I started web development in 1995, when I wanted to publish my own work online without being blocked by editors. I’ve never been comfortable dealing with editors — egos are daunting for me, and I have a hard time communicating with people in general. It just doesn’t work. So, I needed a way to get my work out there, and the web seemed the perfect avenue. Fast-forward to 2010, when I decided to switch my career path to project management, so I could code my own projects on my own time and actually enjoy myself in the process. Corporate web development just depressed the living sh*t out of me, and I wanted to be free to code up what I wanted, the way I wanted.
Of course, things didn’t turn out exactly the way I expected — or wanted. I had a rough time transitioning to the people-focused role of project management… especially since the developers I was working with weren’t as skilled as I was, and they also didn’t have the work ethic I have. That seriously eroded any energy or enthusiasm I had for coding, and the daily commute just sucked the life out of me.

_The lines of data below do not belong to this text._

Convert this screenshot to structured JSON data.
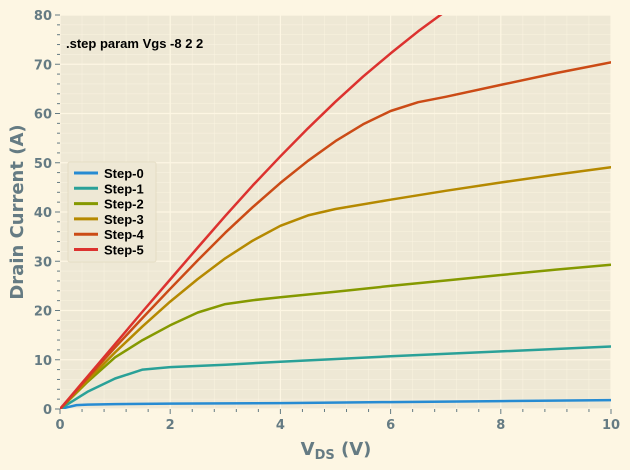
{
  "chart_data": {
    "type": "line",
    "annotation": ".step param Vgs -8 2 2",
    "xlabel_main": "V",
    "xlabel_sub": "DS",
    "xlabel_unit": " (V)",
    "ylabel": "Drain Current (A)",
    "xlim": [
      0,
      10
    ],
    "ylim": [
      0,
      80
    ],
    "xticks": [
      0,
      2,
      4,
      6,
      8,
      10
    ],
    "yticks": [
      0,
      10,
      20,
      30,
      40,
      50,
      60,
      70,
      80
    ],
    "grid": true,
    "legend_position": "center-left",
    "colors": {
      "background": "#fdf6e3",
      "plot_background": "#eee8d5",
      "grid": "#fdf6e3",
      "axis_text": "#657b83"
    },
    "series": [
      {
        "name": "Step-0",
        "color": "#268bd2",
        "points": [
          [
            0,
            0
          ],
          [
            0.3,
            0.8
          ],
          [
            0.5,
            0.9
          ],
          [
            1,
            1.0
          ],
          [
            2,
            1.1
          ],
          [
            4,
            1.2
          ],
          [
            6,
            1.4
          ],
          [
            8,
            1.6
          ],
          [
            10,
            1.8
          ]
        ]
      },
      {
        "name": "Step-1",
        "color": "#2aa198",
        "points": [
          [
            0,
            0
          ],
          [
            0.5,
            3.5
          ],
          [
            1,
            6.2
          ],
          [
            1.5,
            8.0
          ],
          [
            2,
            8.5
          ],
          [
            3,
            9.0
          ],
          [
            4,
            9.6
          ],
          [
            6,
            10.7
          ],
          [
            8,
            11.7
          ],
          [
            10,
            12.7
          ]
        ]
      },
      {
        "name": "Step-2",
        "color": "#859900",
        "points": [
          [
            0,
            0
          ],
          [
            0.5,
            5.5
          ],
          [
            1,
            10.5
          ],
          [
            1.5,
            14.0
          ],
          [
            2,
            17.0
          ],
          [
            2.5,
            19.6
          ],
          [
            3,
            21.3
          ],
          [
            3.5,
            22.1
          ],
          [
            4,
            22.7
          ],
          [
            5,
            23.8
          ],
          [
            6,
            25.0
          ],
          [
            7,
            26.1
          ],
          [
            8,
            27.2
          ],
          [
            9,
            28.3
          ],
          [
            10,
            29.3
          ]
        ]
      },
      {
        "name": "Step-3",
        "color": "#b58900",
        "points": [
          [
            0,
            0
          ],
          [
            0.5,
            5.8
          ],
          [
            1,
            11.5
          ],
          [
            1.5,
            16.8
          ],
          [
            2,
            21.8
          ],
          [
            2.5,
            26.4
          ],
          [
            3,
            30.6
          ],
          [
            3.5,
            34.2
          ],
          [
            4,
            37.2
          ],
          [
            4.5,
            39.3
          ],
          [
            5,
            40.6
          ],
          [
            6,
            42.5
          ],
          [
            7,
            44.3
          ],
          [
            8,
            46.0
          ],
          [
            9,
            47.6
          ],
          [
            10,
            49.1
          ]
        ]
      },
      {
        "name": "Step-4",
        "color": "#cb4b16",
        "points": [
          [
            0,
            0
          ],
          [
            0.5,
            6.3
          ],
          [
            1,
            12.5
          ],
          [
            1.5,
            18.5
          ],
          [
            2,
            24.4
          ],
          [
            2.5,
            30.2
          ],
          [
            3,
            35.8
          ],
          [
            3.5,
            41.0
          ],
          [
            4,
            45.9
          ],
          [
            4.5,
            50.4
          ],
          [
            5,
            54.4
          ],
          [
            5.5,
            57.8
          ],
          [
            6,
            60.5
          ],
          [
            6.5,
            62.3
          ],
          [
            7,
            63.4
          ],
          [
            8,
            65.8
          ],
          [
            9,
            68.2
          ],
          [
            10,
            70.4
          ]
        ]
      },
      {
        "name": "Step-5",
        "color": "#dc322f",
        "points": [
          [
            0,
            0
          ],
          [
            0.5,
            6.6
          ],
          [
            1,
            13.2
          ],
          [
            1.5,
            19.8
          ],
          [
            2,
            26.3
          ],
          [
            2.5,
            32.8
          ],
          [
            3,
            39.2
          ],
          [
            3.5,
            45.4
          ],
          [
            4,
            51.3
          ],
          [
            4.5,
            57.0
          ],
          [
            5,
            62.4
          ],
          [
            5.5,
            67.5
          ],
          [
            6,
            72.2
          ],
          [
            6.5,
            76.7
          ],
          [
            7,
            80.8
          ]
        ]
      }
    ]
  }
}
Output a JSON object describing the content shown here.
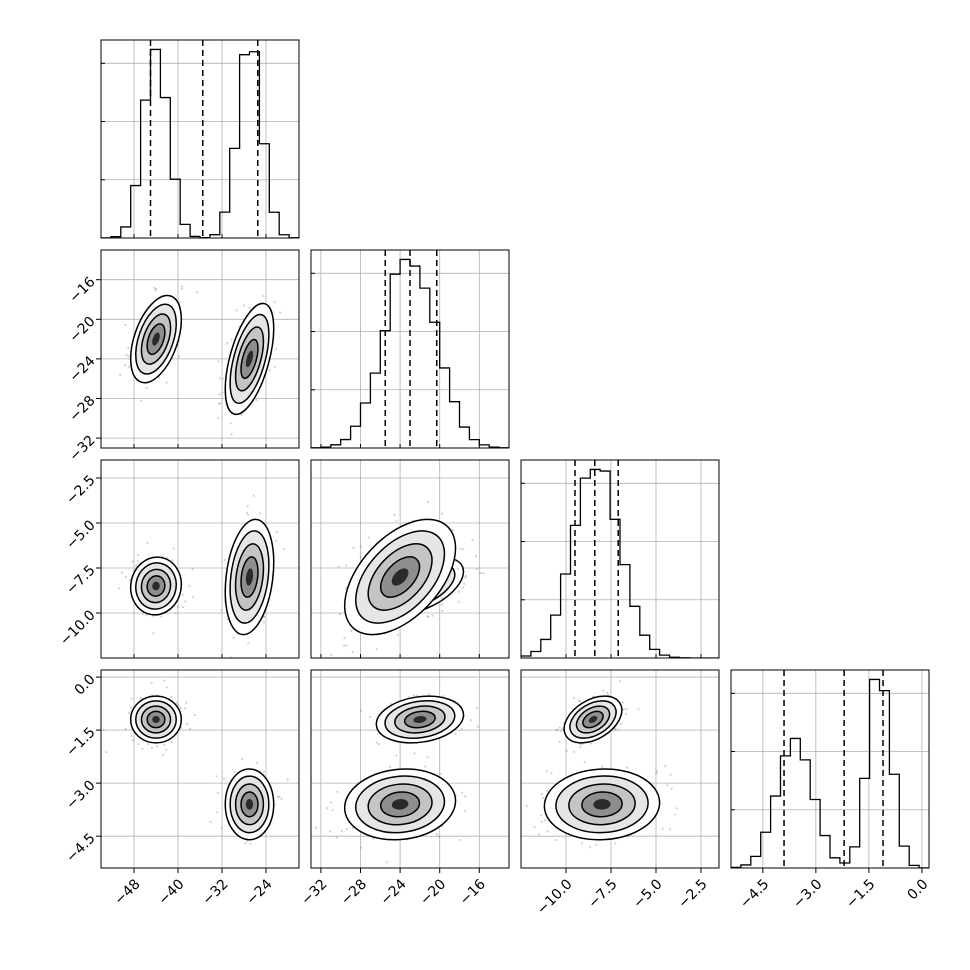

So, my dream of doing my own coding faded into the background. I’ve worked on a few projects, here and there, and some of them have been substantial — like my Autism/Aspergers Spot-Check Tool and the Auptima Press The Holiday Survival Autistic Stress Gauge, a free online tool to help you measure how you’re doing – and where you need help – during holiday seasons.
I haven’t been completely idle, coding-wise, but I haven’t fully committed to my coding the way I intended, those eight years ago.
Until now.
I’ve got another project “cooking”, which has me pretty excited, I have to say. It’s helping me get clear on where I want to put my attention, coding-wise. There are lot of choices of technologies and techniques, and that’s been the main thing that’s blocked me, along the way. Just not being sure what direction to go — what to learn next, what to focus on, where to invest my severely limited off-hours time and energy. This project is helping me get very, very clear about what I do — and don’t — want to do.
Plus, when I’m done with it, it’ll be a tasty little addition to my portfolio, which I need to update, now that I think of it.
So, that was my weekend. Gardening… working myself to a quivering heap… resting, getting my second wind… then sitting down to study and code for hours and hours of blissful focus and attention.
The more I think about it, the more I realize I need to get back to coding. I may not be able to do it full-time (and I may not want to, since my wrists need frequent rest), but I crave that focus, that intensity of concentration. I just can’t get that with project and program management. Well, we’ll see how things shake out. I have time to study and learn and apply my skills and see where things take me. I’m not in a situation where I feel like I have to get out of here right now, or I’m going to die! I’m fairly secure, job-wise. And I know I need to change. So, I’m using the time to work towards that.
One thing at a time.
One step at a time.
One day… week… month at a time.
I’ll get there. Piecing my life together, bit by bit, I’ll get there.